Chi è Nestlé India e cosa fa
Nestlé India è la controllata indiana del gruppo alimentare svizzero Nestlé. Produce e distribuisce nel mercato indiano alimenti e bevande di largo consumo, tra cui prodotti a base di latte, alimenti per l’infanzia, preparati pronti, bevande e dolciumi, con marchi consolidati nel Paese.
Il settore: Beni di consumo difensivi
I beni di consumo difensivi sono quelli che si comprano sempre: alimentari, bevande, prodotti per la casa e la persona. La domanda è stabile in ogni fase del ciclo, il che rende il settore difensivo e spesso generoso di dividendi. Il vantaggio competitivo sono i marchi storici e la distribuzione capillare. I rischi: crescita lenta, pressione sui margini da inflazione delle materie prime e concorrenza delle marche private.
Opportunità e rischi
Perché può interessare
È una delle maggiori società quotate India, parte dell’indice NIFTY 50: un titolo grande, liquido e seguito.
Rischio specifico
I margini risentono dei costi delle materie prime agricole e l’azienda è esposta a rischi reputazionali sulla sicurezza alimentare e alla concorrenza di prodotti locali a basso prezzo.
Tasse su Nestlé India per un investitore italiano
Dividendi
L’India applica ai non residenti una ritenuta sui dividendi intorno al 20%, riducibile al 15% previsto dalla convenzione con l’Italia presentando la documentazione di residenza fiscale. Si aggiunge il 26% italiano.
Plusvalenze
Attenzione: a differenza della maggior parte dei Paesi, l’India tassa anche le plusvalenze sui titoli indiani realizzate dai non residenti. In Italia il guadagno è comunque tassato al 26%: la doppia imposizione si gestisce con il credito d’imposta previsto dalla convenzione. Le minusvalenze vanno nello «zainetto fiscale» (compensabili entro 4 anni).
Monitoraggio e IVAFE
Le azioni estere su un broker estero vanno nel quadro RW e scontano l’IVAFE (0,2%); con un intermediario italiano sostituto d’imposta gli adempimenti si semplificano.
Valuta
Il titolo si scambia in rupia indiana: per un investitore in euro conta anche il rapporto di cambio con l’euro.

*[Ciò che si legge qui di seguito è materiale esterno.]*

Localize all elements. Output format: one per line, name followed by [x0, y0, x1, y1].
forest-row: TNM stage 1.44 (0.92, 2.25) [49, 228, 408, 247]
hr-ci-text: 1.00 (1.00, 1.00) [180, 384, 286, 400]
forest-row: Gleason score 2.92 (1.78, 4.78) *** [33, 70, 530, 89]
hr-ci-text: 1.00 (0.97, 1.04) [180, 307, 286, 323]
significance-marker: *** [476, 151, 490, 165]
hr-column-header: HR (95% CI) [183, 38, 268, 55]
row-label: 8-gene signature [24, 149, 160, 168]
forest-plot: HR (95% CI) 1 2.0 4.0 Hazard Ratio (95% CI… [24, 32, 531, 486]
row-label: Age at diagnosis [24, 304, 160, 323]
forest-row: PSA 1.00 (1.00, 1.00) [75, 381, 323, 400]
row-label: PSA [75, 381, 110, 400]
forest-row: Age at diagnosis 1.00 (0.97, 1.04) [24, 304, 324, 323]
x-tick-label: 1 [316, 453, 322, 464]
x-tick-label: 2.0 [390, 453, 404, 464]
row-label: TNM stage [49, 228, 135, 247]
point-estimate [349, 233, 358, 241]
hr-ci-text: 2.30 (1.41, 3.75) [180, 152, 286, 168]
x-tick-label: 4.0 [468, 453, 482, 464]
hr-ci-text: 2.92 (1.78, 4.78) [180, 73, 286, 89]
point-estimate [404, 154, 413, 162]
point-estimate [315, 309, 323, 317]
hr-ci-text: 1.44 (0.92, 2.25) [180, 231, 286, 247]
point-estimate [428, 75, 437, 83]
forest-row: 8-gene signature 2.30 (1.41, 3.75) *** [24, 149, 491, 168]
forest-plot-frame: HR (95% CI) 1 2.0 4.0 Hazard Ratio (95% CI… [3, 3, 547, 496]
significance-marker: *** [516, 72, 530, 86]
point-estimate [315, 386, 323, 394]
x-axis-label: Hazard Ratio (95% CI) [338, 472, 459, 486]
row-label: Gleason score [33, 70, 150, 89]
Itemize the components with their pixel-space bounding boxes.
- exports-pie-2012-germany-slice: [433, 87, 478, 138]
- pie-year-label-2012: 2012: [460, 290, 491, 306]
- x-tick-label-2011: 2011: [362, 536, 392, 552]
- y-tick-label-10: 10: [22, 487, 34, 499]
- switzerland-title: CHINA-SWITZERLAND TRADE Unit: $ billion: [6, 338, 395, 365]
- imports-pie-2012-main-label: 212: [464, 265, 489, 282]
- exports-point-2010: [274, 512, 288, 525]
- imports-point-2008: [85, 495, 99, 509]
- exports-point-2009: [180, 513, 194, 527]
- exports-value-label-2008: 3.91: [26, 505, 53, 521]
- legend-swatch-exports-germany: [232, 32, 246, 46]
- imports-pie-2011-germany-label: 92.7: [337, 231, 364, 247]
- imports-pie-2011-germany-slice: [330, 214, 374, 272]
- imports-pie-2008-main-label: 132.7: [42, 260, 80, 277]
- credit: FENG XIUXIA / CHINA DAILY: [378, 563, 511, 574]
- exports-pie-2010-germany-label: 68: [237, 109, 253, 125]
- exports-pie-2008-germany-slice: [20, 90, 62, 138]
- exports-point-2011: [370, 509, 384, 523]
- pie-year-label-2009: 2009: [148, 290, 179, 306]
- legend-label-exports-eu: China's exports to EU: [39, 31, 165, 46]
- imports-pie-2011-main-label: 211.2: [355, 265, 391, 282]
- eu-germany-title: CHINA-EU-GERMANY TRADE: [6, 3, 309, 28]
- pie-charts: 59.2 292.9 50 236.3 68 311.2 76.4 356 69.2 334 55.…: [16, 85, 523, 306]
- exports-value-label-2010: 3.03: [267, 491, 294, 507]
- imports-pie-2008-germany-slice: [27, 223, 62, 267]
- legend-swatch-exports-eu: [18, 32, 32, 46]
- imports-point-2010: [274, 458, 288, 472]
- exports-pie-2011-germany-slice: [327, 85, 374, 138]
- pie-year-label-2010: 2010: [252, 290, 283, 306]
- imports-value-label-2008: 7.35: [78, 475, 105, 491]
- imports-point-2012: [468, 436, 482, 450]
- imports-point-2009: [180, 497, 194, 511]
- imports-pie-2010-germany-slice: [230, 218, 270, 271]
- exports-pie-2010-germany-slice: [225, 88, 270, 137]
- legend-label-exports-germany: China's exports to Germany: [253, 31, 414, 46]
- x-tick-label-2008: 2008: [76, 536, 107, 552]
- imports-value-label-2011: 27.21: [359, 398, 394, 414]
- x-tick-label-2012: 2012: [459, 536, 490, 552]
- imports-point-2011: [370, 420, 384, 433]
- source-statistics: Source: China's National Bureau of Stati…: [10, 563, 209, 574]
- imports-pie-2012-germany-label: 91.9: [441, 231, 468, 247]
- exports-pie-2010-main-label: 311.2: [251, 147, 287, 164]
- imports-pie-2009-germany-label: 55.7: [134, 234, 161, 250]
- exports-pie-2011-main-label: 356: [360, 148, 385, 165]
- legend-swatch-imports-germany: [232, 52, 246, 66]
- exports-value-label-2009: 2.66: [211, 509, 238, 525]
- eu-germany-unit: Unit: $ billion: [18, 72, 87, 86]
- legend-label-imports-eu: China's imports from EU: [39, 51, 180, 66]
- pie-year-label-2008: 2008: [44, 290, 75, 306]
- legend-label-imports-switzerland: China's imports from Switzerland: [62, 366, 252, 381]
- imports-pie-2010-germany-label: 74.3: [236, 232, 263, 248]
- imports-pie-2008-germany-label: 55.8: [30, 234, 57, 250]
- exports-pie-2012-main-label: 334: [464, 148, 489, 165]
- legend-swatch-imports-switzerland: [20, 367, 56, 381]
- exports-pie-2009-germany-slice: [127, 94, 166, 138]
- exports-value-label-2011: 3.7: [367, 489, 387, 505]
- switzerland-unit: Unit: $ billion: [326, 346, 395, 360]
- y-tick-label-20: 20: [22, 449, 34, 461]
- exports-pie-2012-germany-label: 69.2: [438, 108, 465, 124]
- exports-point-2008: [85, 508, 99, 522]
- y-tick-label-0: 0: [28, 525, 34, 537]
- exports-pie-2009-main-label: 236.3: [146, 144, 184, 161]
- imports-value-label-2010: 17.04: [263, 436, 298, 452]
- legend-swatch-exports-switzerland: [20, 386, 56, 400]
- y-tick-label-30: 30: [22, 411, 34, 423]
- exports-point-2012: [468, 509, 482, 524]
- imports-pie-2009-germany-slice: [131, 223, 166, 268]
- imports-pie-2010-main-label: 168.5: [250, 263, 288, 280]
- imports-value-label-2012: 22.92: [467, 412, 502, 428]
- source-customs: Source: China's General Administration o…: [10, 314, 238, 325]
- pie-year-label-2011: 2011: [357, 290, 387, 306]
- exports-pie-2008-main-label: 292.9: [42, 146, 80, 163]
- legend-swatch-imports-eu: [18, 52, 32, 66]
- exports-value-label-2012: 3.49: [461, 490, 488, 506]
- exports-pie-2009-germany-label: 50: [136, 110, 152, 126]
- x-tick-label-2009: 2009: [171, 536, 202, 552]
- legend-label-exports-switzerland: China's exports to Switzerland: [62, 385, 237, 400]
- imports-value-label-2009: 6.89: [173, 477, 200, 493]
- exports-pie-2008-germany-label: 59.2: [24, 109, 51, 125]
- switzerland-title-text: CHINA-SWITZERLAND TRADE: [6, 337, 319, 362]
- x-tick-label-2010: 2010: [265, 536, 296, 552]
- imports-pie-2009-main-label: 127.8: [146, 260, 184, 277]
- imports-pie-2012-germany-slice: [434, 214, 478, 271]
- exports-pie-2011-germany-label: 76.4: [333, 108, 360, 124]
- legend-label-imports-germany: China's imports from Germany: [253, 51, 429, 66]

Come comprare le azioni Nestlé India dall’Italia
Serve un broker che dia accesso a Borsa di Mumbai (NSE/BSE) (cerca il ticker NESTLEIND). Verifica le commissioni, il cambio se operi in rupia indiana e — punto spesso trascurato — come l’intermediario gestisce la ritenuta estera sui dividendi e l’eventuale recupero dell’eccedenza rispetto all’aliquota convenzionale. Molti broker permettono di comprare anche frazioni di azione.
Azioni Nestlé India o un ETF?
Il singolo titolo punta su una sola azienda; un ETF ne contiene centinaia, diluendo il rischio. Nestlé India è in genere già presente negli ETF azionari globali (MSCI World o ACWI) o nell’indice NIFTY 50.
Domande frequenti su Nestlé India
Quanto si pagano di tasse sui dividendi di Nestlé India?
L’India trattiene circa il 20% sui dividendi dei non residenti, riducibile al 15% convenzionale, più 26% in Italia. Nota: l’India tassa anche le plusvalenze sui titoli indiani. Le plusvalenze sono tassate solo in Italia al 26%.
Posso comprare Nestlé India dall’Italia?
Sì, con un broker che dia accesso a Borsa di Mumbai (NSE/BSE) (ticker NESTLEIND). Spesso si possono comprare anche frazioni di azione.
Devo dichiararla nel quadro RW?
Sì se la detieni su un broker estero (IVAFE 0,2%); con un intermediario italiano sostituto d’imposta in genere no.